Her extreme viewpoints on human rights, the financial crisis and the environment ended up being the focus of a Guardian profile from this weekend. She’s even reluctant to encourage people to buy her clothes.
On the inevitability of human extinction:
I will say something that sounds terrible. We’re all going into the gas chamber, and what I’m saying is that it’s not a bathroom. We’re going to be killed. The human race faces mass extinction.
On the contradiction between selling expensive clothes while fighting to save the planet from the harm that consumerism is supposedly doing to it:
‘My message is: choose well and buy less,’ she said then – as if to suggest you should buy one Westwood dress rather than filling Primark trolleys regularly.

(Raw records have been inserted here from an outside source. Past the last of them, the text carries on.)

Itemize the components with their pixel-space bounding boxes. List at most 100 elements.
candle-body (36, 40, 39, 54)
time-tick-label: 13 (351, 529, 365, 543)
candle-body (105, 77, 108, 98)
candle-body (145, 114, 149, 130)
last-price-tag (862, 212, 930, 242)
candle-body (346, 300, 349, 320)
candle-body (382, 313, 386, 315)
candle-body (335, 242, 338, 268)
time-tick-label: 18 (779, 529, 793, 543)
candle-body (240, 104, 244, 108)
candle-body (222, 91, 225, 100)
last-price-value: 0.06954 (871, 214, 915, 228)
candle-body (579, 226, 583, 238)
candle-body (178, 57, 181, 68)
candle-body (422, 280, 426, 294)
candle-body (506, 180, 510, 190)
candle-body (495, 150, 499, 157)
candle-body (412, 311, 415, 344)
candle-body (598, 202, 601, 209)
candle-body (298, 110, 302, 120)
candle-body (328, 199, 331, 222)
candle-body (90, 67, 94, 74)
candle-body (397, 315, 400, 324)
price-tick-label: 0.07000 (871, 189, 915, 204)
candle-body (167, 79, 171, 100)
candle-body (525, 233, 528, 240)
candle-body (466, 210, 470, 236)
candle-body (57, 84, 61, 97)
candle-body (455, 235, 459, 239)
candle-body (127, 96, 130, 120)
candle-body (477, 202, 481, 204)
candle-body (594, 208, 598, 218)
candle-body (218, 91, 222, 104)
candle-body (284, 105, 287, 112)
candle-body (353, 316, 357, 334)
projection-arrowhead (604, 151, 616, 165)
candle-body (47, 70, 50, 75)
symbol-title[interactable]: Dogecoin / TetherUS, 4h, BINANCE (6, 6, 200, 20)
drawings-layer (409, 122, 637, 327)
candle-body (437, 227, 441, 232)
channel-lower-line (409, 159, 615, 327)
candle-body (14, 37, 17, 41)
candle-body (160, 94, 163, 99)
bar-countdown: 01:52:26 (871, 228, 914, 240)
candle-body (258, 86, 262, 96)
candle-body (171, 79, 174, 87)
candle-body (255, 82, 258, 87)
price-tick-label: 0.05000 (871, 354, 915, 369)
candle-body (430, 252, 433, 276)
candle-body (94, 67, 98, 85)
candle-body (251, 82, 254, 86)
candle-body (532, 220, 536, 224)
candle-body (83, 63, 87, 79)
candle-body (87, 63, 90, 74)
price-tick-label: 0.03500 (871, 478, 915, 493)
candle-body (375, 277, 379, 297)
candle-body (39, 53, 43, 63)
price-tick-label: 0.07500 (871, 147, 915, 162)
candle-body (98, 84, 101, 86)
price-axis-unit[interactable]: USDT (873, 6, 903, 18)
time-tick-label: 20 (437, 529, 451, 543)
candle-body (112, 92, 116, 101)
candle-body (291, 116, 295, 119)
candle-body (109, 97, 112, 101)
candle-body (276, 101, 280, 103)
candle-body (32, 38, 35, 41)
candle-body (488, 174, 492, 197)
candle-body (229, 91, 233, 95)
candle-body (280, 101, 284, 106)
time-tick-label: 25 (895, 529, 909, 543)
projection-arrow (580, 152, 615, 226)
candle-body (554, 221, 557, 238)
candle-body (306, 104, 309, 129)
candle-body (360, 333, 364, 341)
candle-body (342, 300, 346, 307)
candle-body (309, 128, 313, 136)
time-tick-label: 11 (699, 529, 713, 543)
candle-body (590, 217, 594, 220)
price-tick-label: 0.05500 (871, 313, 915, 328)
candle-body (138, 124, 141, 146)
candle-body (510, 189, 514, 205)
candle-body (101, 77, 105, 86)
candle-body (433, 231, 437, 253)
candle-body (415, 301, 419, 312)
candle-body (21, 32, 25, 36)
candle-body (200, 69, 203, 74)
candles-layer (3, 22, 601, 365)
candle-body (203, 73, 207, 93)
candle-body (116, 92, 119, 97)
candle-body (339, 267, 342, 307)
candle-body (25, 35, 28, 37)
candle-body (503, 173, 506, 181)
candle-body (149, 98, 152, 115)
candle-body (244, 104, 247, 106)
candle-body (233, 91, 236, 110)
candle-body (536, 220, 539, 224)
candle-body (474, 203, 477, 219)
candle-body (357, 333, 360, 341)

‘I don’t feel comfortable defending my clothes. For 15 years I hated fashion.’ Why? ‘It’s not very intellectual, and I wanted to read, not make fashion. It was something I was good at; it wasn’t all of me.’
While she finds it difficult to tell people to buy her designs (doing so would sound a little hypocritical), she insists that everyone should go enjoy art because doing so fights consumption and propaganda:
It’s to do with consumption – if you go to an art gallery you’re putting in, not just sucking up. Propaganda can be resisted by loving art.
So, if you, like us, can only afford to look at Westwood’s designs and appreciate them as art, you’re apparently doing it right!